追踪ClientRpcControllerFactory这个类,将会发现是phoenix-core-4.4.0-HBase-1.0.jar中的,根据报错信息,可以知道也确实HBase的连接出现问题,于是我第一步去找是否将phoenix-core-4.4.0-HBase-1.0.jar这个包拷贝到Spark Client下,有的,

第二,我去找自己的spark-submit jars命令中是否对该包的引用有误,比如路径、逗号符号等,错误依然不在此。嗯! 放弃思考,已超出自己的理解范围了,马上在*上找到这个原生Bug

I had have same problem. The reason of problem,Phoenix use a custom rpc controller factory which is a Phoenix-specific one to configure the priorities for index and system catalog table in cluster side. It is called ClientRpcControllerFactory.

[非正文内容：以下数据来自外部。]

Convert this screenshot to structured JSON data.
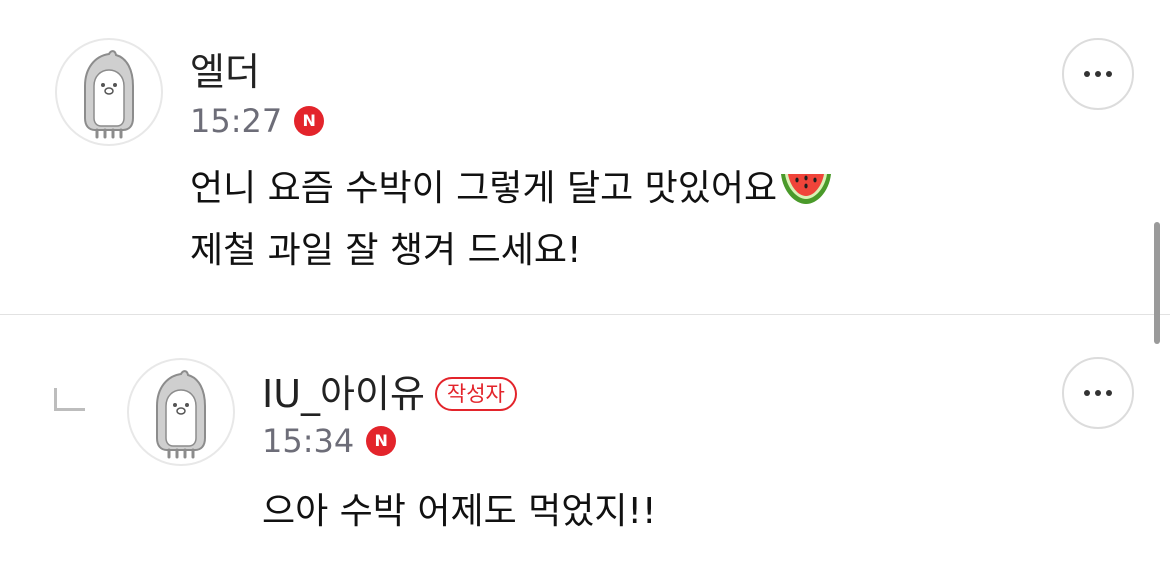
{
  "comments": [
    {
      "author": "엘더",
      "time": "15:27",
      "new_badge": "N",
      "lines": [
        "언니 요즘 수박이 그렇게 달고 맛있어요",
        "제철 과일 잘 챙겨 드세요!"
      ],
      "emoji": "watermelon-icon",
      "more_label": "..."
    },
    {
      "author": "IU_아이유",
      "author_badge": "작성자",
      "time": "15:34",
      "new_badge": "N",
      "lines": [
        "으아 수박 어제도 먹었지!!"
      ],
      "more_label": "..."
    }
  ],
  "colors": {
    "accent_red": "#e3242b",
    "time_gray": "#6d6d78",
    "divider": "#e2e2e2"
  }
}
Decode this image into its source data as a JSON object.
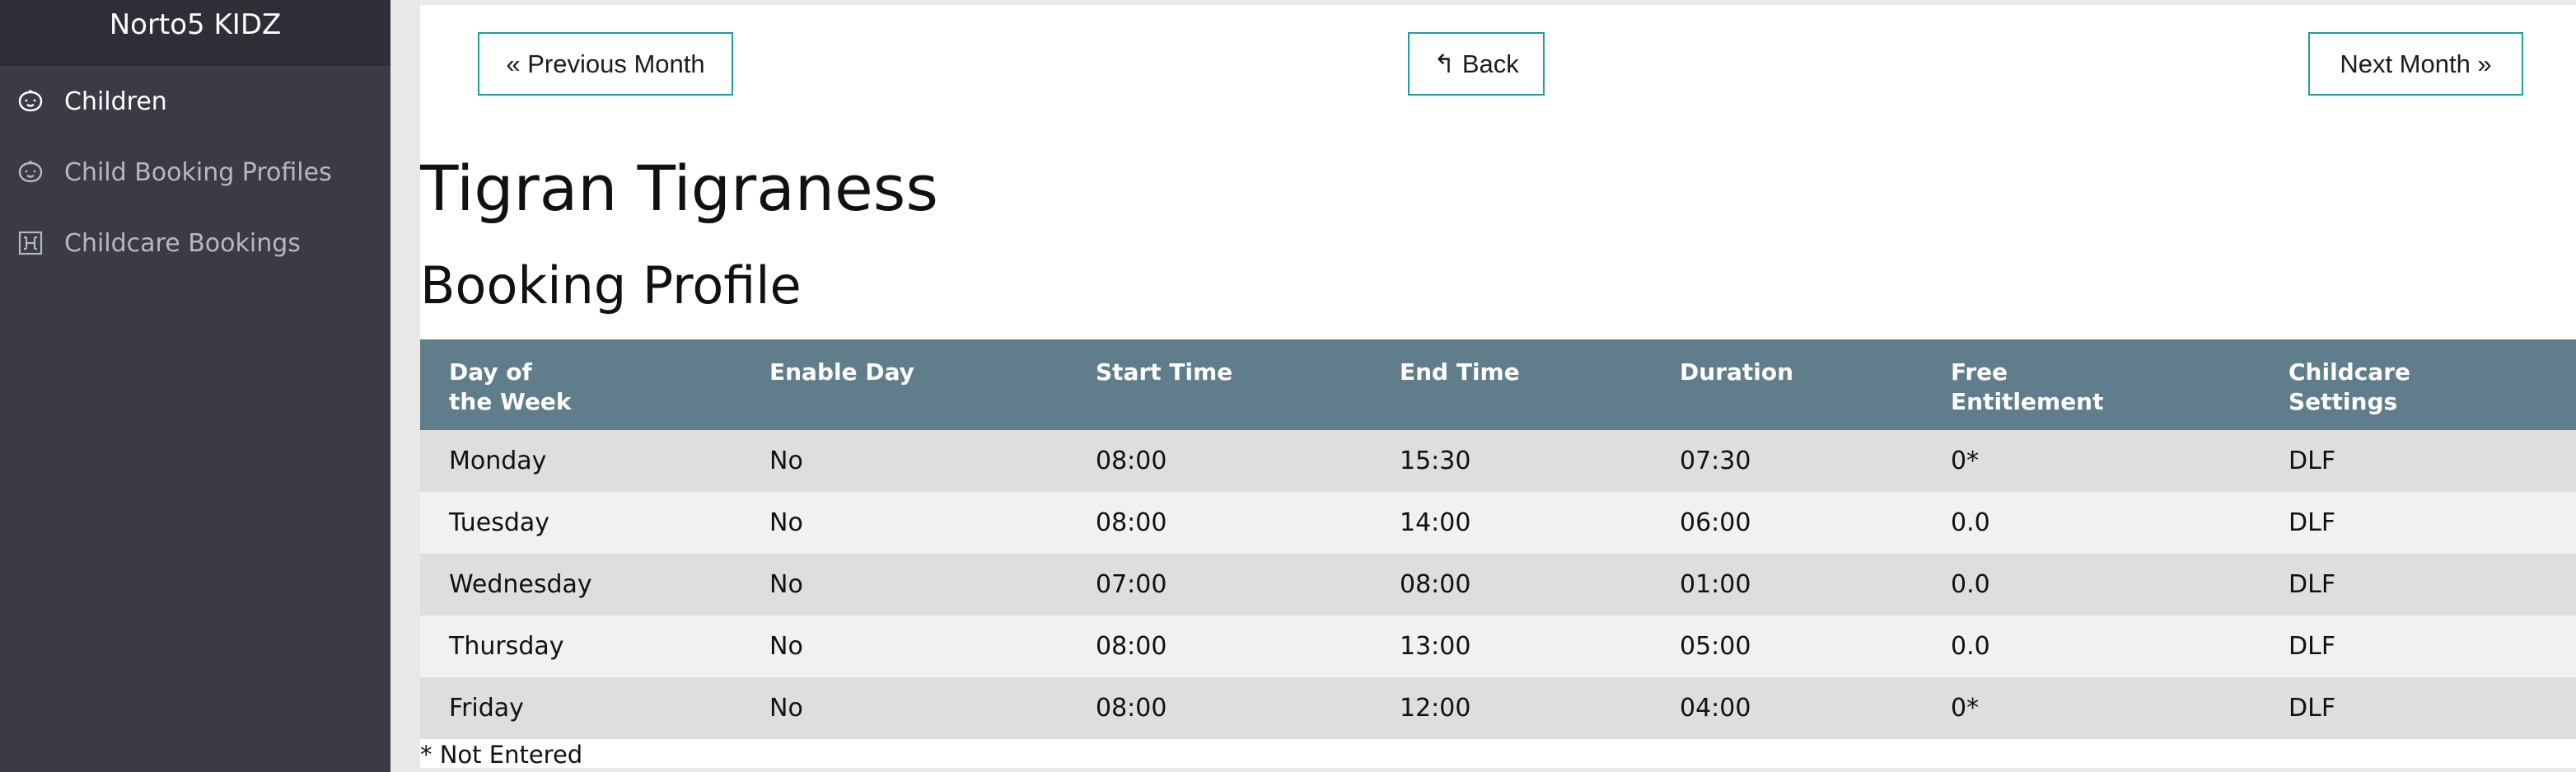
{
  "sidebar": {
    "brand": "Norto5 KIDZ",
    "items": [
      {
        "label": "Children",
        "icon": "child-face-icon",
        "active": true
      },
      {
        "label": "Child Booking Profiles",
        "icon": "child-face-icon",
        "active": false
      },
      {
        "label": "Childcare Bookings",
        "icon": "calendar-h-icon",
        "active": false
      }
    ]
  },
  "navigation": {
    "previous_label": "« Previous Month",
    "back_label": "↰ Back",
    "next_label": "Next Month »"
  },
  "child_name": "Tigran Tigraness",
  "section_title": "Booking Profile",
  "table": {
    "headers": [
      "Day of the Week",
      "Enable Day",
      "Start Time",
      "End Time",
      "Duration",
      "Free Entitlement",
      "Childcare Settings"
    ],
    "header_lines": [
      [
        "Day of",
        "the Week"
      ],
      [
        "Enable Day"
      ],
      [
        "Start Time"
      ],
      [
        "End Time"
      ],
      [
        "Duration"
      ],
      [
        "Free",
        "Entitlement"
      ],
      [
        "Childcare",
        "Settings"
      ]
    ],
    "rows": [
      [
        "Monday",
        "No",
        "08:00",
        "15:30",
        "07:30",
        "0*",
        "DLF"
      ],
      [
        "Tuesday",
        "No",
        "08:00",
        "14:00",
        "06:00",
        "0.0",
        "DLF"
      ],
      [
        "Wednesday",
        "No",
        "07:00",
        "08:00",
        "01:00",
        "0.0",
        "DLF"
      ],
      [
        "Thursday",
        "No",
        "08:00",
        "13:00",
        "05:00",
        "0.0",
        "DLF"
      ],
      [
        "Friday",
        "No",
        "08:00",
        "12:00",
        "04:00",
        "0*",
        "DLF"
      ]
    ]
  },
  "footnote": "* Not Entered",
  "colors": {
    "sidebar_bg": "#3a3b45",
    "brand_bg": "#2d2e36",
    "header_bg": "#607d8b",
    "button_border": "#1e9e9a",
    "row_odd": "#dedede",
    "row_even": "#f1f1f1"
  }
}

In sometimes Phoenix-enabled clusters are used from pure-HBase client applications resulting in ClassNotFoundExceptions in application code or MapReduce jobs. Since hbase configuration is shared between Phoenix-clients and HBase clients, having different configurations at the client side is hard. That's why you get this exception. This problem is fixed by HBASE-14960. If you hbase version older than 2.0.0, 1.2.0, 1.3.0, 0.98.17 You can define your client side rpc controller with this setting in hbase-site.xml:

  <property>
    <name>hbase.rpc.controllerfactory.class</name>
    <value>org.apache.hadoop.hbase.ipc.RpcControllerFactory</value>  
  </property>